Como resultado, dezenas de civis russos foram mortos ou feridos, e milhares de crianças evacuadas para um local seguro. A conclusão a que chegaram muitos analistas é que a Ucrânia, ao se concentrar em alvos civis "suaves", vinha tentando minar o moral da população russa às vésperas das eleições presidenciais de meados de Março e tensionar a estabilidade interna do país depois delas.
Em relação ao massacre da sala de concertos, há outro aspecto em jogo: a versão americana da cumplicidade do EI e o uso de cidadãos tadjiques para realizar o ataque podem ter como objectivo alimentar tensões interétnicas dentro da Rússia entre a maioria eslava e a população minoritária muçulmana, tanto local quanto imigrante.
Em conjunto, tudo isso fortalece o argumento daqueles dentro da Rússia que há muito insistem que a Ucrânia – sob a sua actual liderança ultranacionalista – é um Estado terrorista e que a Rússia simplesmente não pode tolerar tal regime nas suas fronteiras. Eles acreditam que qualquer conversa sobre um cessar-fogo ou negociações deve parar.
A Rússia tem de conseguir uma vitória completa – caso contrário, sangrará constantemente às mãos dos terroristas no poder ao lado, apoiados e protegidos pelos adversários do país no Ocidente. Se os resultados da investigação confirmarem que a Ucrânia estava por trás do massacre do Crocus City, os objectivos de guerra da Rússia precisarão ser muito expandidos, e o conflito crescerá significativamente em intensidade.
Uma coisa que é importante notar" A guerra na Ucrânia não é considerada pelos russos como uma guerra contra a Ucrânia.

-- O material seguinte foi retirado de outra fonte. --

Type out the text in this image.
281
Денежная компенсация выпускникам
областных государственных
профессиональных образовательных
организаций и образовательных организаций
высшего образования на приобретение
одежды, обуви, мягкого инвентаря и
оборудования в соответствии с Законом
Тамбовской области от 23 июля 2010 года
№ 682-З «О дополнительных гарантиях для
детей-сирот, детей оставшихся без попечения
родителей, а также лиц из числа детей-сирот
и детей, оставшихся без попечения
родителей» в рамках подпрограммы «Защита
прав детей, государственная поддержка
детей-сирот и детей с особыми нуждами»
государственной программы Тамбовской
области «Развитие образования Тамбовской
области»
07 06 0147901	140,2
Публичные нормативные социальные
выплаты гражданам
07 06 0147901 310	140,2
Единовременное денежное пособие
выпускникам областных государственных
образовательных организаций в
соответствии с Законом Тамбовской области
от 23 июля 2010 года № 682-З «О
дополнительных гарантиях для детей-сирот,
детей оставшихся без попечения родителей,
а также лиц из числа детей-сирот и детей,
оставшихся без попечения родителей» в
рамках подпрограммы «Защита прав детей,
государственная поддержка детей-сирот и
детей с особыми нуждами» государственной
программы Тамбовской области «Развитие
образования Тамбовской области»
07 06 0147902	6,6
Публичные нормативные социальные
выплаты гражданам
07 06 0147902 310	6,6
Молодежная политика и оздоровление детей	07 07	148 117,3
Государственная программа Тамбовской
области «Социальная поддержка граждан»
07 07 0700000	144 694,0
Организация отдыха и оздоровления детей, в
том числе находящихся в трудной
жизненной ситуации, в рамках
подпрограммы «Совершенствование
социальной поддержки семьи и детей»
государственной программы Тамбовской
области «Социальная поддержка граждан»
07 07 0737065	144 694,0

Em vez disso, é visto como uma luta contra o Ocidente liderado pelos EUA, que está usando a Ucrânia como um aríete para infligir uma "derrota estratégica" à Rússia. É interessante que o porta-voz do Kremlin, Dmitry Peskov, tenha admitido publicamente na semana passada, pela primeira vez, que a "operação militar especial" era, na verdade, agora uma guerra. Tornou-se assim, segundo ele, como resultado do envolvimento do Ocidente no conflito.
Assim, se a cumplicidade da Ucrânia no ataque terrorista de sexta-feira for de facto estabelecida, também sugeriria, no mínimo, o conhecimento dos EUA e a aprovação de facto dele. A este respeito, várias pessoas já destacaram os recentes alertas do chefe do GUR, Kirill Budanov, e da subsecretária de Estado cessante dos EUA, Victoria Nuland, sobre "surpresas desagradáveis" que aguardam a Rússia num futuro próximo.
Assim, os próprios alertas da Rússia sobre atacar aeródromos em países da OTAN se forem usados pela Força Aérea ucraniana, e sobre acabar com contingentes de tropas francesas (ou qualquer outra da OTAN) se forem enviados para a Ucrânia, estão adquirindo mais credibilidade. A escalada do conflito, que até agora tem sido impulsionada principalmente por acções ocidentais, cada vez mais altas e a Rússia (in)famosa "exercendo contenção", potencialmente levará a uma colisão frontal.
A menos, é claro, que Washington decida em algum momento que basta, que o que está acontecendo é muito perigoso e que, ao contrário da Rússia, a batalha na Ucrânia não é existencial para os próprios EUA – ou mesmo para a sua posição dominante na Europa.
Dmitry Trenin é professor investigador da Escola Superior de Economia e investigador líder do Instituto de Economia Mundial e Relações Internacionais. Ele também é membro do Conselho de Assuntos Internacionais da Rússia (RIAC).